In Indian state of Kashmir, the clampdown on the internet as well as print media by regulating the flow of government commercials, has affected the media autonomy severely. For almost a year since the abrogation of Art 370 of the Indian Constitution, the people and the media had been virtually left with information paralysis in the state.

A closer look into the figures of Audit Bureau of Circulation (ABC), Broadcast Audience Research Council (BARC), and Directorate of Audio-Visual Publicity (DAVP) will suggest that most of the top circulating publications/media houses are maintaining a pro or neutral government stance in their reporting and that is also reflecting in the financial patronage they are getting in terms of government advertisements and commercial support.

The situation in other parts of South Asia is no better. Bangladesh has seen a good number of violent attacks and intimidation against journalists in recent times. For reporting malpractices during Dhaka municipal elections, ten journalists were assaulted. Political leaders and public officials attacking independent media overexposing corruption in government have become routine.

In Pakistan too, the independent media watchdog Freedom Network has cited more than 90 cases of violence against journalists during May 2019- April 2020 period. There have been incidents of killing, illegal detention, physical assault, threatening, and illegal framing of charges of media men. Blocking of TV shows and news reports have become frequent and media itself has resorted to forced self-regulation whereby it thinks twice before printing/showing something that is unpalatable to the ruling PTI and the all-powerful Pakistan Army.

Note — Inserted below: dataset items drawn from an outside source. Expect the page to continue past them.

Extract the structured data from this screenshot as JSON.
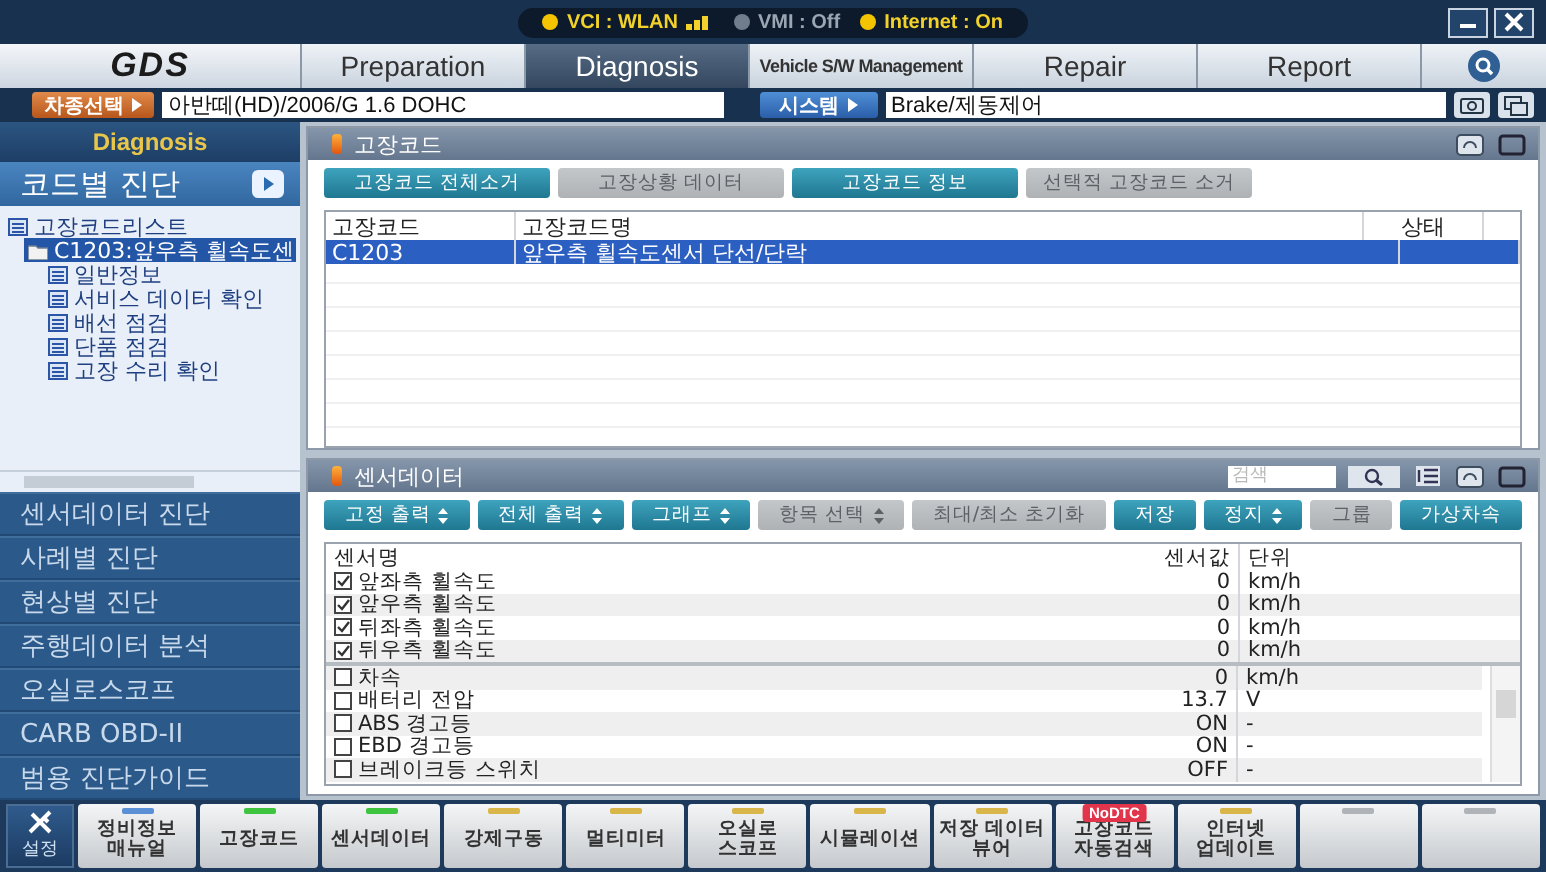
{
  "window": {
    "status": [
      {
        "label": "VCI : WLAN",
        "on": true,
        "kind": "wlan"
      },
      {
        "label": "VMI : Off",
        "on": false,
        "kind": "plain"
      },
      {
        "label": "Internet : On",
        "on": true,
        "kind": "plain"
      }
    ]
  },
  "logo": "GDS",
  "tabs": [
    {
      "label": "Preparation",
      "selected": false
    },
    {
      "label": "Diagnosis",
      "selected": true
    },
    {
      "label": "Vehicle S/W Management",
      "selected": false
    },
    {
      "label": "Repair",
      "selected": false
    },
    {
      "label": "Report",
      "selected": false
    }
  ],
  "vehicle_bar": {
    "vehicle_button": "차종선택",
    "vehicle": "아반떼(HD)/2006/G 1.6 DOHC",
    "system_button": "시스템",
    "system": "Brake/제동제어"
  },
  "sidebar": {
    "title": "Diagnosis",
    "top_item": {
      "label": "코드별 진단",
      "selected": true
    },
    "tree": [
      {
        "label": "고장코드리스트",
        "kind": "list",
        "selected": false,
        "children": [
          {
            "label": "C1203:앞우측 휠속도센",
            "kind": "folder",
            "selected": true,
            "children": [
              {
                "label": "일반정보",
                "kind": "list",
                "selected": false
              },
              {
                "label": "서비스 데이터 확인",
                "kind": "list",
                "selected": false
              },
              {
                "label": "배선 점검",
                "kind": "list",
                "selected": false
              },
              {
                "label": "단품 점검",
                "kind": "list",
                "selected": false
              },
              {
                "label": "고장 수리 확인",
                "kind": "list",
                "selected": false
              }
            ]
          }
        ]
      }
    ],
    "menu": [
      {
        "label": "센서데이터 진단",
        "selected": false
      },
      {
        "label": "사례별 진단",
        "selected": false
      },
      {
        "label": "현상별 진단",
        "selected": false
      },
      {
        "label": "주행데이터 분석",
        "selected": false
      },
      {
        "label": "오실로스코프",
        "selected": false
      },
      {
        "label": "CARB OBD-II",
        "selected": false
      },
      {
        "label": "범용 진단가이드",
        "selected": false
      }
    ]
  },
  "dtc_panel": {
    "title": "고장코드",
    "buttons": [
      {
        "label": "고장코드 전체소거",
        "disabled": false
      },
      {
        "label": "고장상황 데이터",
        "disabled": true
      },
      {
        "label": "고장코드 정보",
        "disabled": false
      },
      {
        "label": "선택적 고장코드 소거",
        "disabled": true
      }
    ],
    "table": {
      "columns": [
        "고장코드",
        "고장코드명",
        "상태"
      ],
      "rows": [
        {
          "cells": [
            "C1203",
            "앞우측 휠속도센서 단선/단락"
          ],
          "selected": true
        }
      ]
    }
  },
  "sensor_panel": {
    "title": "센서데이터",
    "search": {
      "placeholder": "검색"
    },
    "buttons": [
      {
        "label": "고정 출력",
        "dropdown": true,
        "disabled": false
      },
      {
        "label": "전체 출력",
        "dropdown": true,
        "disabled": false
      },
      {
        "label": "그래프",
        "dropdown": true,
        "disabled": false
      },
      {
        "label": "항목 선택",
        "dropdown": true,
        "disabled": true
      },
      {
        "label": "최대/최소 초기화",
        "dropdown": false,
        "disabled": true
      },
      {
        "label": "저장",
        "dropdown": false,
        "disabled": false
      },
      {
        "label": "정지",
        "dropdown": true,
        "disabled": false
      },
      {
        "label": "그룹",
        "dropdown": false,
        "disabled": true
      },
      {
        "label": "가상차속",
        "dropdown": false,
        "disabled": false
      }
    ],
    "table": {
      "columns": [
        "센서명",
        "센서값",
        "단위"
      ],
      "pinned_rows": [
        {
          "name": "앞좌측 휠속도",
          "value": "0",
          "unit": "km/h",
          "checked": true
        },
        {
          "name": "앞우측 휠속도",
          "value": "0",
          "unit": "km/h",
          "checked": true
        },
        {
          "name": "뒤좌측 휠속도",
          "value": "0",
          "unit": "km/h",
          "checked": true
        },
        {
          "name": "뒤우측 휠속도",
          "value": "0",
          "unit": "km/h",
          "checked": true
        }
      ],
      "rows": [
        {
          "name": "차속",
          "value": "0",
          "unit": "km/h",
          "checked": false
        },
        {
          "name": "배터리 전압",
          "value": "13.7",
          "unit": "V",
          "checked": false
        },
        {
          "name": "ABS 경고등",
          "value": "ON",
          "unit": "-",
          "checked": false
        },
        {
          "name": "EBD 경고등",
          "value": "ON",
          "unit": "-",
          "checked": false
        },
        {
          "name": "브레이크등 스위치",
          "value": "OFF",
          "unit": "-",
          "checked": false
        }
      ]
    }
  },
  "taskbar": {
    "settings": "설정",
    "items": [
      {
        "label": "정비정보\n매뉴얼",
        "color": "#5b8fd6"
      },
      {
        "label": "고장코드",
        "color": "#3ec43e"
      },
      {
        "label": "센서데이터",
        "color": "#3ec43e"
      },
      {
        "label": "강제구동",
        "color": "#d8b64a"
      },
      {
        "label": "멀티미터",
        "color": "#d8b64a"
      },
      {
        "label": "오실로\n스코프",
        "color": "#d8b64a"
      },
      {
        "label": "시뮬레이션",
        "color": "#d8b64a"
      },
      {
        "label": "저장 데이터\n뷰어",
        "color": "#d8b64a"
      },
      {
        "label": "고장코드\n자동검색",
        "badge": "NoDTC"
      },
      {
        "label": "인터넷\n업데이트",
        "color": "#d8b64a"
      },
      {
        "color": "#b0b4b8"
      },
      {
        "color": "#b0b4b8"
      }
    ]
  }
}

Reporters Sans Frontiers (RSF) in its World Press Freedom Index, 2020 has shown Bangladesh as the most dangerous country for journalists in South Asia while India, Pakistan, Sri Lanka too, have fared badly, closing in near the bottom in the 180-country index.

In neighbouring Myanmar, all hopes of a post-military Aung San Suu Kyi led-NLD government providing support to media has gone awry. In fact, in this country as against the 2011-2015 military era, journalists have witnessed more political and physical attacks in the 2015-2019 era.

In south-east Asia too, Malaysia has resorted to blocking of news websites and strict control and regulation of the print media. Most of the online media the Malaysians today are accessing is filtered and government-regulated as is the case in China. With its technologically advanced AI-enabled cameras, the largest populated country in the world is closing in on perfecting its online surveillance system, leaving no scope for real freedom of thought or expression. The situation in neighbouring Laos, Cambodia, Thailand, Vietnam, Philippines is no better.

The strangulation of the media through controlling its financial muscle, affecting the morale by physical and verbal intimidation of journalists and control, bordering on censorship on the pretexts of national security and public order and harmony, are the new ways through governments of today are trying to control the media. The trend is worrying and needs to be reversed. It needs the support, courage, and resilience of the media and civil society but at the same time, citizens too need to be conscious of their responsibility and use the social media judiciously so as not to provide the executive an alibi to go for the media regulation in a way convenient to its requirements.